Donald Diego went to six weddings last year, including his own. “I was like, ‘Oh, I’m so happy for you but I actually have to call my caterer with final numbers for my wedding.’”

 

There should be a special kind of commendation for that amount of juggling. What he found instead was a prime writing opportunity. During a hiatus from his TV writing (he is the Executive Story Editor on ABC’s new American Housewife and previously wrote for Community) and during a steady stream of weddings, Diego wrote The Wedding Year, his first feature film script. The spec chronicles one woman’s journey through her own jam-packed wedding year (15 in 12 months!), which forces her to confront her own feelings not only about marriage but about her future in general. Lakeshore Entertainment recently acquired the script.

“I started writing [The Wedding Year] when it dawned on me – we would get one invitation and then my wife would get one and I finally realized, ‘this is a lot’… I thought this would be a funny thing for a couple to go through and then going through it affirmed that idea.
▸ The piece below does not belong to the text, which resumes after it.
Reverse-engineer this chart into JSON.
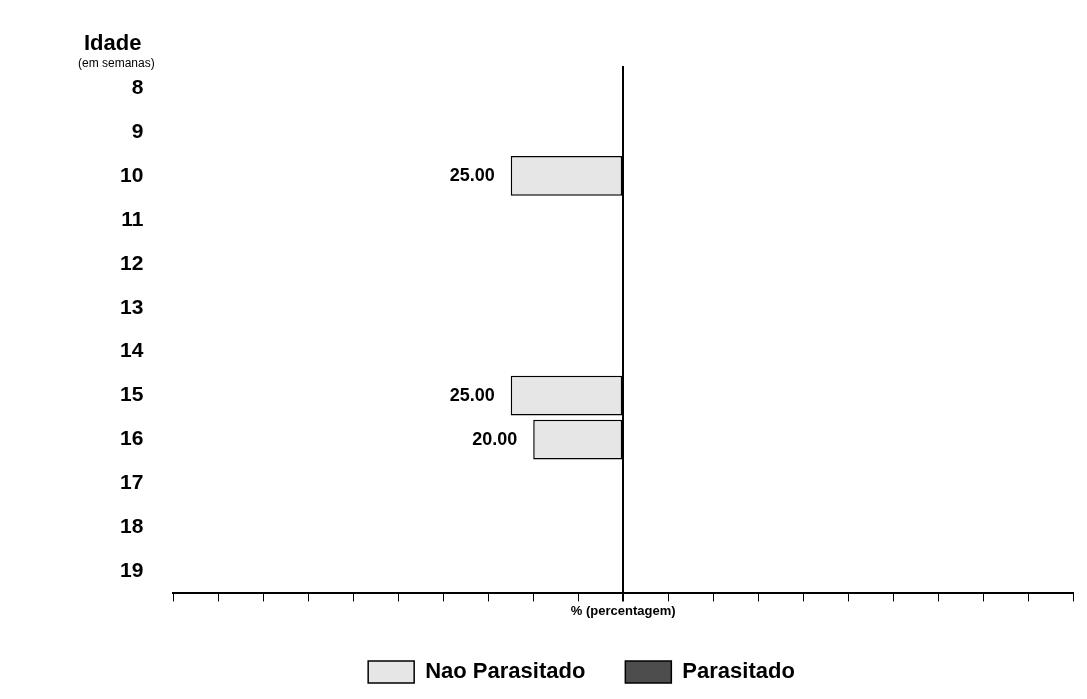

It’s insane. Weddings are always fun but the family is crazy and friends get weird.“

Speaking for many of us in our late 20s/early 30s, “I can relate”. I went to five weddings last year, myself, my role ranging from plus-one to Maid of Honor. And weirdness was a common denominator. As was love and friendship and truly fantastic dance parties. But there is something almost undefinable that pervades the planning and celebrating of weddings, a unique stress that brings out qualities just as unique in those participating.

For Diego’s protagonist this stress becomes a catalyst. “She’s a young kid and it’s about whether she wants to take that next step, not only with marriage but with her own life, whether she wants to make that transition into adulthood,” Diego says.

Diego got his own start into adulthood in Boston doing improv comedy and sketch writing. “That’s when I knew I didn’t care about classes anymore, I just wanted to do that. But I didn’t know that being a film writer or a TV writer was a thing that I could do – it just didn’t cross my mind that was an actual job.”

From there he moved to New York and began interning at The Onion News Network writing web sketch shows. He made ends meet as a barista. “I was that guy making your cappuccino and writing scripts on the side,” he laughs.

His knowledge of the industry limited at that time, he began cold calling agencies. “I didn’t know any better to be scared of calling agencies. I just started calling CAA and was like, ‘Hey, will you read me?’ I actually got read but then that relationship withered because I was this crazy person just calling them out of the blue.”

“Then I got smarter about it,” he says. “I got a friend at a production company to email for me so I didn’t look that crazy. A person who is kind of reputable kind of vouches for me.”

He’s now with WME and Think Tank Management, his work vouching for itself. To writers just starting out now he advises that it’s “OK to admit you don’t know everything. It’s OK to doubt yourself. I’m not one to say ‘never give up’ but there are going to be down days for any number of reasons and it’s going to make you think, ‘what am I doing?’ But you have to push through that. Hold your nerves and stay on target. Just keep going, which is the thing I just said I wouldn’t say.”

And as for his wedding schedule? “We’re finally almost done. I think we have two more next year and then hopefully we’ll have a good five or six year block before babies start.”